While early-stage SBIR efforts, such as Pelagique’s Phase I and II work, are well understood by program managers and staffers, Phase III efforts pose unique challenges. Phase III companies are attempting to become profitable and self-sufficient businesses. However, the majority of these companies are still heavily reliant upon SBIR funding to develop commercial-grade products. The ability of such businesses to withstand delays in government contract execution is quite limited. Delays resulting from prolonged congressional inaction, inefficient contracting processes, cyclical turnover of program officers leading to loss of institutional knowledge or memory of earlier stage SBIR efforts are potentially disastrous for start-up companies. An increased awareness and sensitivity to the challenges Phase III start-up companies face would improve the odds of the federal government reaping a reward on earlier investments.

Conclusion

Pelagique’s SBIR program journey was notable for its progression from innovative concept, to creation of a consumer product, and ultimately to commercialization. The step-wise progression of the phases allowed the team time to transition from research and development-focused activity to product commercialization. This was a dramatic evolution. The challenges companies face in Phase III are dramatically different than early Phase I and II efforts. Consistent support provided by the SBIR program was of immense value helping to navigate this complex and challenging landscape. Overall, the SBIR program was an invaluable asset that met its founder’s original objectives.

About the Authors

Dr. Dan Katz is an Emergency Medicine Physician at Cedars Sinai Medical Center in Los Angeles, CA and is VP of Business Development for SonoSim. Eric Savitsky, MD is a Professor of Emergency Medicine at the University of California at Los Angeles (UCLA) and is the inventor of the SonoSimulator®. Brian Bernstein is a Marketing Associate at SonoSim, Inc.

Reference 1. United States Army Institute Surgical Research Home Page. www.usaisr.amedd.army.mil/joint_trauma_system.html. Accessed on September 26, 2014.

Reference 2. US Department of Defense. Small Business Innovation Research. Small Business Technology Transfer page. www.acq.osd.mil/osbp/sbir/about/index.shtml. Accessed on September 26, 2014.

Reference 3. The Role of the SBIR and STTR programs in stimulating innovation at high-tech small businesses. Hearing before the subcommittee on technology and innovation committee on science and technology House of Representatives one hundred eleventh Congress First Session. April 23, 2009. Serial No. 111-120. www.gpo.gov/fdsys/pkg/CHRG-111hhrg48735/pdf/CHRG-111hhrg48735.pdf

Reference 4. SBIR/STTR. Small Business Innovation Research. Small Business Technology Transfer Home Page. www.sbir.gov/about/about-tibbetts-awards. Accessed on September 26th, 2014.

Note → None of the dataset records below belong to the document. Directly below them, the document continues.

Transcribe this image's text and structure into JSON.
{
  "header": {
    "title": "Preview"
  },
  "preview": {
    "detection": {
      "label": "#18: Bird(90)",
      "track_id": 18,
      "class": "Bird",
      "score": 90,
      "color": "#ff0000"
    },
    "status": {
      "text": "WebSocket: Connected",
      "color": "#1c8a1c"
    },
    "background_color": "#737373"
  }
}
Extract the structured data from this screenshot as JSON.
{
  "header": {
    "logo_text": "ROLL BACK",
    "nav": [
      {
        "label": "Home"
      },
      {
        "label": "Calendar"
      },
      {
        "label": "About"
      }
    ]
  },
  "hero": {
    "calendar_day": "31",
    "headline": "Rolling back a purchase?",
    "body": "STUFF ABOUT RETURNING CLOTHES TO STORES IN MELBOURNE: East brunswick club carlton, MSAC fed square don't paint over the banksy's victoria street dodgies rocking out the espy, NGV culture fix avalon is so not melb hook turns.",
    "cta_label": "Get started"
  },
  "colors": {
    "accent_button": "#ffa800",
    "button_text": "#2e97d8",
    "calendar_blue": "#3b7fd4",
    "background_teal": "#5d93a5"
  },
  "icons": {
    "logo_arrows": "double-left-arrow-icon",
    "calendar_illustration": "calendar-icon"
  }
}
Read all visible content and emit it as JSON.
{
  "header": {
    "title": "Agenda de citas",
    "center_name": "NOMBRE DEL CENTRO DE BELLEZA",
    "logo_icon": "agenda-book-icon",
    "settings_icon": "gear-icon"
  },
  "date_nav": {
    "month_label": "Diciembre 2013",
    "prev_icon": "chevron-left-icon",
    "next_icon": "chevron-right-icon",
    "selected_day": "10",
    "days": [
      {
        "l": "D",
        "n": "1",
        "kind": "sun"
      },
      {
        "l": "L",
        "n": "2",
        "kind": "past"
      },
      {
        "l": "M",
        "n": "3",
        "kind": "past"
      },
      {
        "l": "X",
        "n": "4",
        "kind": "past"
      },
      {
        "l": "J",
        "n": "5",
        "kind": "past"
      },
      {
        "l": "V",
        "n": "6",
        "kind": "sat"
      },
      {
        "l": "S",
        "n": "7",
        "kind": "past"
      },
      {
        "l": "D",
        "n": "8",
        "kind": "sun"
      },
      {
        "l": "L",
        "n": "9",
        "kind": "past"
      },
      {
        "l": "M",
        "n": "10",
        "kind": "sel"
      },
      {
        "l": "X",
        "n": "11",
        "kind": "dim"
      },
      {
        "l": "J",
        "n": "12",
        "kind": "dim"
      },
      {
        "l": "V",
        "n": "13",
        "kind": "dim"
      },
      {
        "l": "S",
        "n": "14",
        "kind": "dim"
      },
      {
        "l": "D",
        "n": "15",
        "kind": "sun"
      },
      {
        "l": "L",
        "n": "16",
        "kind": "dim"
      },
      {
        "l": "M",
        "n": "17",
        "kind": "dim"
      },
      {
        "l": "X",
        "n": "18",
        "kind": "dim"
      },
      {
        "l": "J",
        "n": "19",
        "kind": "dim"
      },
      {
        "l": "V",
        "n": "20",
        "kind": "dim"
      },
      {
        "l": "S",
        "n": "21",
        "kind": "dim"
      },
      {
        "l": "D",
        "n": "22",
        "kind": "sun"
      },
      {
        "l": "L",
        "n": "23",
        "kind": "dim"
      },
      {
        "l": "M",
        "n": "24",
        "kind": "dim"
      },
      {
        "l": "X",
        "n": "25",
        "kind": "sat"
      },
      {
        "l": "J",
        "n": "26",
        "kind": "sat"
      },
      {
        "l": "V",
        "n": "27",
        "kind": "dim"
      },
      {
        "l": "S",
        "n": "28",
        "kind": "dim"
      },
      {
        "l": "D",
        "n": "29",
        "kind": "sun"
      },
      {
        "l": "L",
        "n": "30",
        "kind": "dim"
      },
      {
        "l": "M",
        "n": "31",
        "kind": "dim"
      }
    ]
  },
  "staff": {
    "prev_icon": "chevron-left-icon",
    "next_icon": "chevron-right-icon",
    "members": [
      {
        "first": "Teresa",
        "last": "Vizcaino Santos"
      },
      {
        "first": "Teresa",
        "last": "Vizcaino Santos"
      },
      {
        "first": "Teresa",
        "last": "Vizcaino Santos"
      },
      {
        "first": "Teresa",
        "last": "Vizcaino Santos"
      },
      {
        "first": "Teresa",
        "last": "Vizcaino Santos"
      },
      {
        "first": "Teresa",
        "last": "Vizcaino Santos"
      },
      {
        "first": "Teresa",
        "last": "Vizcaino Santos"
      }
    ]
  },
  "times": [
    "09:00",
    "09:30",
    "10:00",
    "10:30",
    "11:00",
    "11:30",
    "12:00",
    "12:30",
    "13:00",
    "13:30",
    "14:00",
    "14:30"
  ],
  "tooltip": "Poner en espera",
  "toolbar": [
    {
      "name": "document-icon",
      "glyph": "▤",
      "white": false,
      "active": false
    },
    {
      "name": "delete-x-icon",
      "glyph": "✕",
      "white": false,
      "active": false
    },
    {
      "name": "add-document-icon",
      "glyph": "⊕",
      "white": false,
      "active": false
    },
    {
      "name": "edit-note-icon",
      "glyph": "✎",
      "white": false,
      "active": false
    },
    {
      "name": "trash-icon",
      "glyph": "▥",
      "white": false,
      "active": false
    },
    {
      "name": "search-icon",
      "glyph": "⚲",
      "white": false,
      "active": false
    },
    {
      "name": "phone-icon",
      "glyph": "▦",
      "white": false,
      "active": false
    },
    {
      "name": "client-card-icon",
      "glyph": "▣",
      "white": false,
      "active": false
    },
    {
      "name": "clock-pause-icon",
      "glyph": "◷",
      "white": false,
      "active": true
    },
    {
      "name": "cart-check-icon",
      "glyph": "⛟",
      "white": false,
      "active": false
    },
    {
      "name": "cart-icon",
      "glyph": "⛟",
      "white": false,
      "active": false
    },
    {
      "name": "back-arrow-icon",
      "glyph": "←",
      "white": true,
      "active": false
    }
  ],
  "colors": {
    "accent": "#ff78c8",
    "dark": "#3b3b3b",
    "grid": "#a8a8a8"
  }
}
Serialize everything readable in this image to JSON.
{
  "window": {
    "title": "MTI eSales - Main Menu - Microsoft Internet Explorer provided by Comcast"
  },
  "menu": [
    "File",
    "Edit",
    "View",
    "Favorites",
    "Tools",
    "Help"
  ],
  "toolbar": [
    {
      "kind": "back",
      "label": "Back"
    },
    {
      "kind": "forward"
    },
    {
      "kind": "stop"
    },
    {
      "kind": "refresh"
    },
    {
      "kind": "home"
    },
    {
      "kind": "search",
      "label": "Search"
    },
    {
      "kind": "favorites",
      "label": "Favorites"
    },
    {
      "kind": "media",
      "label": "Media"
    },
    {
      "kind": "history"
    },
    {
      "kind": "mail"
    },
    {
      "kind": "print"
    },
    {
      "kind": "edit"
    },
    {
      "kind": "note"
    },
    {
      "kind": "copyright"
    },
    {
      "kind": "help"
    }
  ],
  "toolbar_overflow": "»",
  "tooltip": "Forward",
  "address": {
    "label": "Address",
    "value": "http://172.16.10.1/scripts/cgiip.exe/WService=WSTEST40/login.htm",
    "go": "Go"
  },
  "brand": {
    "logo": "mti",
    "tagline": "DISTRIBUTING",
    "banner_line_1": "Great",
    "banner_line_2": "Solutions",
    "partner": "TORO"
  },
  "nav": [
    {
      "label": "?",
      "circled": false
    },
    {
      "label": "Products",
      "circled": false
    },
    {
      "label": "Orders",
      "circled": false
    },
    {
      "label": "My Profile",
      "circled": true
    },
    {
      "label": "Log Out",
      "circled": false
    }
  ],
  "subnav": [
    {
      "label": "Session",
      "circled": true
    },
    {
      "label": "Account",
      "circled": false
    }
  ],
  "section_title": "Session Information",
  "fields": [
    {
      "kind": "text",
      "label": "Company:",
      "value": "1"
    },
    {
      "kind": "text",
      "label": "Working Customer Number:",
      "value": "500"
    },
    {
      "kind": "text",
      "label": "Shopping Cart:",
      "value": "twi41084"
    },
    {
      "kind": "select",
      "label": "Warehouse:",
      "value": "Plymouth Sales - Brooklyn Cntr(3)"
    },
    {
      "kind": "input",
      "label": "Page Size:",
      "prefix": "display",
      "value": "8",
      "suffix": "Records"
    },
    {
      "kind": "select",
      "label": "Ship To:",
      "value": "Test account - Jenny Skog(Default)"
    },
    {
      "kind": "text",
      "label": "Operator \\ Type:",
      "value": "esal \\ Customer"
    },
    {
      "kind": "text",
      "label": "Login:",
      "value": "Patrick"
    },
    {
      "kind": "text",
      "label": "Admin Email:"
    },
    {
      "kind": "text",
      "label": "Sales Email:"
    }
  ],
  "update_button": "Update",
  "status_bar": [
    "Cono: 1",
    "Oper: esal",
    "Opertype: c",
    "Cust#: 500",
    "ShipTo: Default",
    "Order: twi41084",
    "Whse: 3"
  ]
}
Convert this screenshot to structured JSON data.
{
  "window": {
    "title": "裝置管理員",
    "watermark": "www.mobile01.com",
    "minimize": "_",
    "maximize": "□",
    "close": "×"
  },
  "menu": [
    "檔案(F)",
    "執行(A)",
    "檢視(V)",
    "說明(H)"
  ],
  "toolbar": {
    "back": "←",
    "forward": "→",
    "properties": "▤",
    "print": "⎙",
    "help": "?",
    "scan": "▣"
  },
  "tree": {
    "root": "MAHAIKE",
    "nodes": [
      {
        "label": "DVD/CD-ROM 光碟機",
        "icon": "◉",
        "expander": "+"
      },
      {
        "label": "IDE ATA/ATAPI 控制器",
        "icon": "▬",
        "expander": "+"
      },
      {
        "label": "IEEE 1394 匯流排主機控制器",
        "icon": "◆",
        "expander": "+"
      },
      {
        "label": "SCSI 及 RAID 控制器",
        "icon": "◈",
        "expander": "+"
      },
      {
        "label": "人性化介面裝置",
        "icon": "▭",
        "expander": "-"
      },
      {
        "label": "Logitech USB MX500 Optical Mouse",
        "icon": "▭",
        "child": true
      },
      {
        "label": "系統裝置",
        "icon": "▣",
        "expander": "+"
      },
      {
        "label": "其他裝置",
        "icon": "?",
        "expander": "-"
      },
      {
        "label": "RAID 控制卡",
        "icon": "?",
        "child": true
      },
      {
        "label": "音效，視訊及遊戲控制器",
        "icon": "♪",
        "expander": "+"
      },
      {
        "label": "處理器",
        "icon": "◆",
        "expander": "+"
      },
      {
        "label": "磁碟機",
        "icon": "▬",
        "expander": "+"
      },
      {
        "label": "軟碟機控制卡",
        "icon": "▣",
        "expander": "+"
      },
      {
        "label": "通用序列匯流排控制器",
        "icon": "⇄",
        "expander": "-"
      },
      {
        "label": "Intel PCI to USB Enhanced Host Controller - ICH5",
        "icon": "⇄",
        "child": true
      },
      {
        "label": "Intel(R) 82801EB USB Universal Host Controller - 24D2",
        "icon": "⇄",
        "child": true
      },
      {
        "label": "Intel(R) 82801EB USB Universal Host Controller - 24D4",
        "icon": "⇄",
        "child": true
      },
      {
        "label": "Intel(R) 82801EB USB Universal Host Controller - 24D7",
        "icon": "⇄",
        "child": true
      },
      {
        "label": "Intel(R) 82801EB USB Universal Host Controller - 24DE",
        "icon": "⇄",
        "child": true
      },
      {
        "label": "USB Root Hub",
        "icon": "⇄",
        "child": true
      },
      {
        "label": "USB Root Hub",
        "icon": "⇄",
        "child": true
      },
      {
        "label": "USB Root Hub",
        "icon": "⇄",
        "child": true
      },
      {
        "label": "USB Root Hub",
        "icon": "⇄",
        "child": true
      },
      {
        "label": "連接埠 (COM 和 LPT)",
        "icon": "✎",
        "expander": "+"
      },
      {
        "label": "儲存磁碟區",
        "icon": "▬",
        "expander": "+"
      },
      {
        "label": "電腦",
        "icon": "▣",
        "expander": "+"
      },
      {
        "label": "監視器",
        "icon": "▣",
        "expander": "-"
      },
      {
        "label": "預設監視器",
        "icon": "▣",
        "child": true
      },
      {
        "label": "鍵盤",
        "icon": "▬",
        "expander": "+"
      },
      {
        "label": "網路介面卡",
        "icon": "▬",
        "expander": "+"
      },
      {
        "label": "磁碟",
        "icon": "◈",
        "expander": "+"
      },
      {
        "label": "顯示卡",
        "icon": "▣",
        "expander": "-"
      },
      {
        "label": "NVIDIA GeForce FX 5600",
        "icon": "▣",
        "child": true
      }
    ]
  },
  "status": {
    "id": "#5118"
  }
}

Reference 5. Chung GK, Gyllenhammer RG, Baker EL, et al. Effects of simulation-based practice on focused assessment with sonography for trauma (FAST) window identification, acquisition, and diagnosis. Mil Med. 2013; 178:87-97.

Reference 6. Moore Geoffrey A. Crossing the Chasm, 3rd Edition: Marketing and Selling Disruptive Products to Mainstream Customers. New York. HarperCollins Publisher. 2014. Print.